Eine provokante Analyse über Empathie und ihre verborgenen Gefahren.

Ein Begriff wie Wärme. Empathie. Und doch verbirgt sich hinter dieser Wärme ein Schatten. Fritz Breithaupt zeigt uns diesen Schatten. Mit klarer Sprache und scharfem Blick folgt er den Spuren des Mitgefühls in Bereiche, in denen es nicht Heilung bringt, sondern Verstrickung.
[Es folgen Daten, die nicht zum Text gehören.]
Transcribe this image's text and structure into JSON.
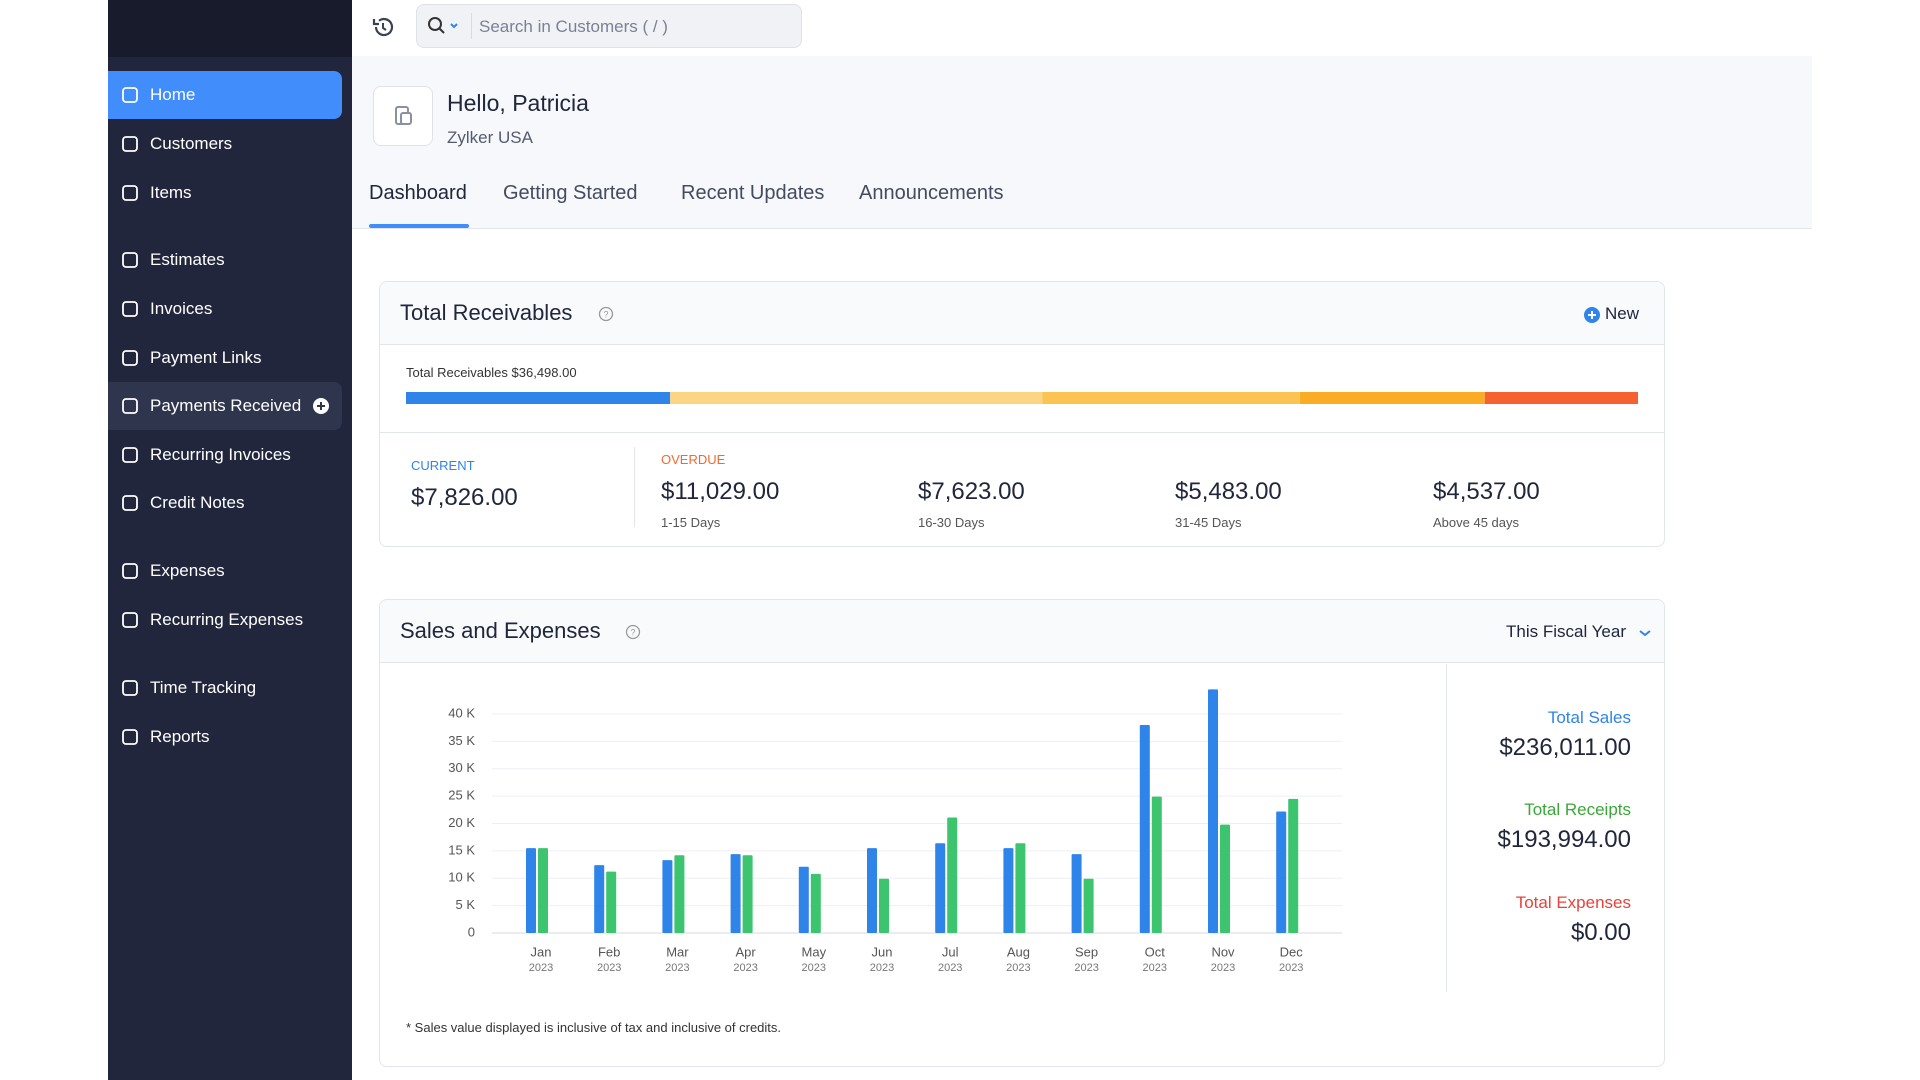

Er entwirrt Szenen, in denen Helfende sich selbst in andere hineinziehen, in denen Mitgefühl zur Waffe wird, in denen Empathie als Mittel zur Kontrolle dient. Seine Beispiele reichen vom politischen Diskurs über die sozialen Medien bis zur persönlichen Beziehung.

Wir erkennen: Empathie ist keine Garantie für Gutes. Manchmal ist sie ein Motor für Ausgrenzung oder Manipulation. Ein Buch, das unsere Sicht auf Mitgefühl gründlich neu justiert.

Wie ist das Verhältnis von Mitgefühl und Macht?


In Die dunklen Seiten der Empathie gelingt Fritz Breithaupt eine kraftvolle Dekonstruktion eines Begriffs, der gemeinhin positiv besetzt ist. Die Analyse ist präzise, gut strukturiert und führt uns zu den Stellen, an denen Empathie sich nicht selbst genügt. Der Autor verzichtet auf moralische Überheblichkeit und bietet einen ruhigen, aber deutlichen Text, der Reflexion verlangt. Seine Stärke liegt in der Verbindung von Alltagsbeobachtung und theoretischer Tiefe. Wer Empathie als selbstverständlich betrachtet, wird hier herausgefordert und aufgefordert, neu hinzusehen.

Ein Buch für wenn du verstehen willst, warum Mitgefühl nicht immer gut ist – und du wissen willst, wie Emotionen Macht erzeugen.